Do LetsEncrypt certs meet the requirements for trusted certs in iOS 13 and macOS 10.15?

Apple just published requirements for certificates to be trusted in iOS 13 and macOS 10.15:

Do LetsEncrypt certs meet these requirements now?

Most of the requirements seem pretty straight-forward; the one I’m unsure of is the requirement concerning ExtendedKeyUsage (EKU) extensions.

1 Like

:wave: Hi @cdetar, thanks for the question.

Yes, they do :lock: :white_check_mark:

Let’s Encrypt certificates meet this requirement as well.
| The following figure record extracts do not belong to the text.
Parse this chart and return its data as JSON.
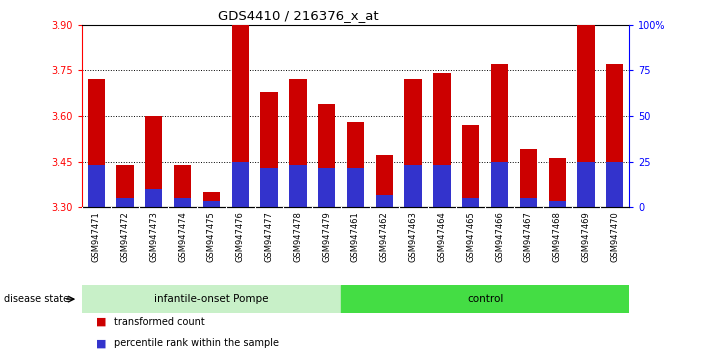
{
  "title": "GDS4410 / 216376_x_at",
  "samples": [
    "GSM947471",
    "GSM947472",
    "GSM947473",
    "GSM947474",
    "GSM947475",
    "GSM947476",
    "GSM947477",
    "GSM947478",
    "GSM947479",
    "GSM947461",
    "GSM947462",
    "GSM947463",
    "GSM947464",
    "GSM947465",
    "GSM947466",
    "GSM947467",
    "GSM947468",
    "GSM947469",
    "GSM947470"
  ],
  "transformed_count": [
    3.72,
    3.44,
    3.6,
    3.44,
    3.35,
    3.9,
    3.68,
    3.72,
    3.64,
    3.58,
    3.47,
    3.72,
    3.74,
    3.57,
    3.77,
    3.49,
    3.46,
    3.9,
    3.77
  ],
  "percentile_rank_val": [
    3.44,
    3.33,
    3.36,
    3.33,
    3.32,
    3.45,
    3.43,
    3.44,
    3.43,
    3.43,
    3.34,
    3.44,
    3.44,
    3.33,
    3.45,
    3.33,
    3.32,
    3.45,
    3.45
  ],
  "ymin": 3.3,
  "ymax": 3.9,
  "yticks": [
    3.3,
    3.45,
    3.6,
    3.75,
    3.9
  ],
  "right_yticks": [
    0,
    25,
    50,
    75,
    100
  ],
  "right_ytick_labels": [
    "0",
    "25",
    "50",
    "75",
    "100%"
  ],
  "bar_color": "#cc0000",
  "percentile_color": "#3333cc",
  "bar_bottom": 3.3,
  "group1_label": "infantile-onset Pompe",
  "group2_label": "control",
  "group1_count": 9,
  "group2_count": 10,
  "disease_state_label": "disease state",
  "legend_bar": "transformed count",
  "legend_percentile": "percentile rank within the sample",
  "group1_color": "#c8f0c8",
  "group2_color": "#44dd44",
  "axis_bg": "#d0d0d0"
}
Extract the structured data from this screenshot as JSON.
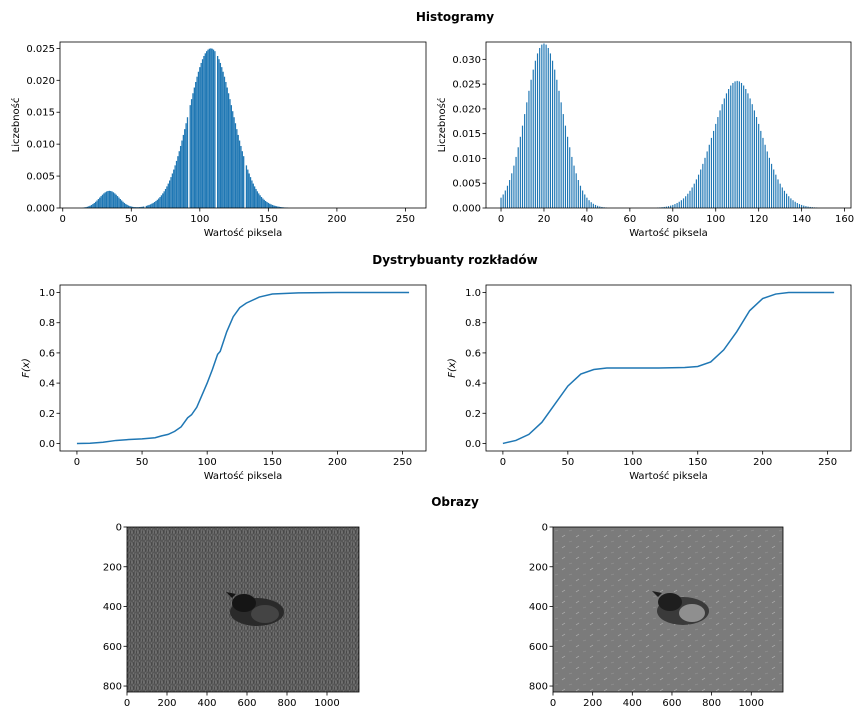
{
  "section_titles": {
    "histograms": "Histogramy",
    "cdfs": "Dystrybuanty rozkładów",
    "images": "Obrazy"
  },
  "colors": {
    "series": "#1f77b4",
    "axes": "#000000"
  },
  "chart_data": [
    {
      "id": "hist-left",
      "type": "bar",
      "xlabel": "Wartość piksela",
      "ylabel": "Liczebność",
      "xlim": [
        -2,
        265
      ],
      "ylim": [
        0,
        0.026
      ],
      "xticks": [
        0,
        50,
        100,
        150,
        200,
        250
      ],
      "yticks": [
        "0.000",
        "0.005",
        "0.010",
        "0.015",
        "0.020",
        "0.025"
      ],
      "ytick_values": [
        0,
        0.005,
        0.01,
        0.015,
        0.02,
        0.025
      ],
      "bins": {
        "start": 13,
        "end": 215,
        "components": [
          {
            "weight": 0.045,
            "mean": 34,
            "sd": 7
          },
          {
            "weight": 0.955,
            "mean": 108,
            "sd": 16
          }
        ],
        "peak": 0.025,
        "gaps": [
          60,
          92,
          112,
          133
        ]
      }
    },
    {
      "id": "hist-right",
      "type": "bar",
      "xlabel": "Wartość piksela",
      "ylabel": "Liczebność",
      "xlim": [
        -7,
        163
      ],
      "ylim": [
        0,
        0.0335
      ],
      "xticks": [
        0,
        20,
        40,
        60,
        80,
        100,
        120,
        140,
        160
      ],
      "yticks": [
        "0.000",
        "0.005",
        "0.010",
        "0.015",
        "0.020",
        "0.025",
        "0.030"
      ],
      "ytick_values": [
        0,
        0.005,
        0.01,
        0.015,
        0.02,
        0.025,
        0.03
      ],
      "bins": {
        "start": 0,
        "end": 150,
        "components": [
          {
            "weight": 0.5,
            "mean": 20,
            "sd": 8.5
          },
          {
            "weight": 0.5,
            "mean": 110,
            "sd": 11
          }
        ],
        "peak": 0.0332,
        "gaps": []
      }
    },
    {
      "id": "cdf-left",
      "type": "line",
      "xlabel": "Wartość piksela",
      "ylabel": "F(x)",
      "xlim": [
        -13,
        268
      ],
      "ylim": [
        -0.05,
        1.05
      ],
      "xticks": [
        0,
        50,
        100,
        150,
        200,
        250
      ],
      "yticks": [
        "0.0",
        "0.2",
        "0.4",
        "0.6",
        "0.8",
        "1.0"
      ],
      "ytick_values": [
        0,
        0.2,
        0.4,
        0.6,
        0.8,
        1.0
      ],
      "points": [
        [
          0,
          0
        ],
        [
          10,
          0.001
        ],
        [
          20,
          0.008
        ],
        [
          30,
          0.02
        ],
        [
          40,
          0.026
        ],
        [
          50,
          0.03
        ],
        [
          60,
          0.038
        ],
        [
          65,
          0.05
        ],
        [
          70,
          0.06
        ],
        [
          75,
          0.08
        ],
        [
          80,
          0.11
        ],
        [
          85,
          0.17
        ],
        [
          88,
          0.19
        ],
        [
          92,
          0.24
        ],
        [
          96,
          0.32
        ],
        [
          100,
          0.4
        ],
        [
          104,
          0.49
        ],
        [
          108,
          0.59
        ],
        [
          110,
          0.61
        ],
        [
          115,
          0.74
        ],
        [
          120,
          0.84
        ],
        [
          125,
          0.9
        ],
        [
          130,
          0.93
        ],
        [
          140,
          0.97
        ],
        [
          150,
          0.99
        ],
        [
          170,
          0.998
        ],
        [
          200,
          1.0
        ],
        [
          255,
          1.0
        ]
      ]
    },
    {
      "id": "cdf-right",
      "type": "line",
      "xlabel": "Wartość piksela",
      "ylabel": "F(x)",
      "xlim": [
        -13,
        268
      ],
      "ylim": [
        -0.05,
        1.05
      ],
      "xticks": [
        0,
        50,
        100,
        150,
        200,
        250
      ],
      "yticks": [
        "0.0",
        "0.2",
        "0.4",
        "0.6",
        "0.8",
        "1.0"
      ],
      "ytick_values": [
        0,
        0.2,
        0.4,
        0.6,
        0.8,
        1.0
      ],
      "points": [
        [
          0,
          0
        ],
        [
          10,
          0.02
        ],
        [
          20,
          0.06
        ],
        [
          30,
          0.14
        ],
        [
          40,
          0.26
        ],
        [
          50,
          0.38
        ],
        [
          60,
          0.46
        ],
        [
          70,
          0.49
        ],
        [
          80,
          0.5
        ],
        [
          100,
          0.5
        ],
        [
          120,
          0.5
        ],
        [
          140,
          0.503
        ],
        [
          150,
          0.51
        ],
        [
          160,
          0.54
        ],
        [
          170,
          0.62
        ],
        [
          180,
          0.74
        ],
        [
          190,
          0.88
        ],
        [
          200,
          0.96
        ],
        [
          210,
          0.99
        ],
        [
          220,
          1.0
        ],
        [
          255,
          1.0
        ]
      ]
    }
  ],
  "images": [
    {
      "id": "img-left",
      "xticks": [
        0,
        200,
        400,
        600,
        800,
        1000
      ],
      "yticks": [
        0,
        200,
        400,
        600,
        800
      ],
      "xlim": [
        0,
        1160
      ],
      "ylim": [
        0,
        830
      ],
      "description_icon": "hare-on-grass-photo",
      "bg": "#6a6a6a"
    },
    {
      "id": "img-right",
      "xticks": [
        0,
        200,
        400,
        600,
        800,
        1000
      ],
      "yticks": [
        0,
        200,
        400,
        600,
        800
      ],
      "xlim": [
        0,
        1160
      ],
      "ylim": [
        0,
        830
      ],
      "description_icon": "hare-on-grass-photo-equalized",
      "bg": "#7a7a7a"
    }
  ]
}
Here’s a proof by example using OpenSSL’s (gnarly) command line to show the EKUs of the certificate issued by Let’s Encrypt:

$> openssl s_client -connect -servername 2>/dev/null </dev/null | openssl x509 -noout -text | grep -A1 "Extended Key Usage"
            X509v3 Extended Key Usage: 
                TLS Web Server Authentication, TLS Web Client Authentication

The id-kp-serverAuth OID Apple is looking for corresponds with the “TLS Web Server Authentication” usage in the OpenSSL output.

Hope that helps!


This topic was automatically closed 30 days after the last reply. New replies are no longer allowed.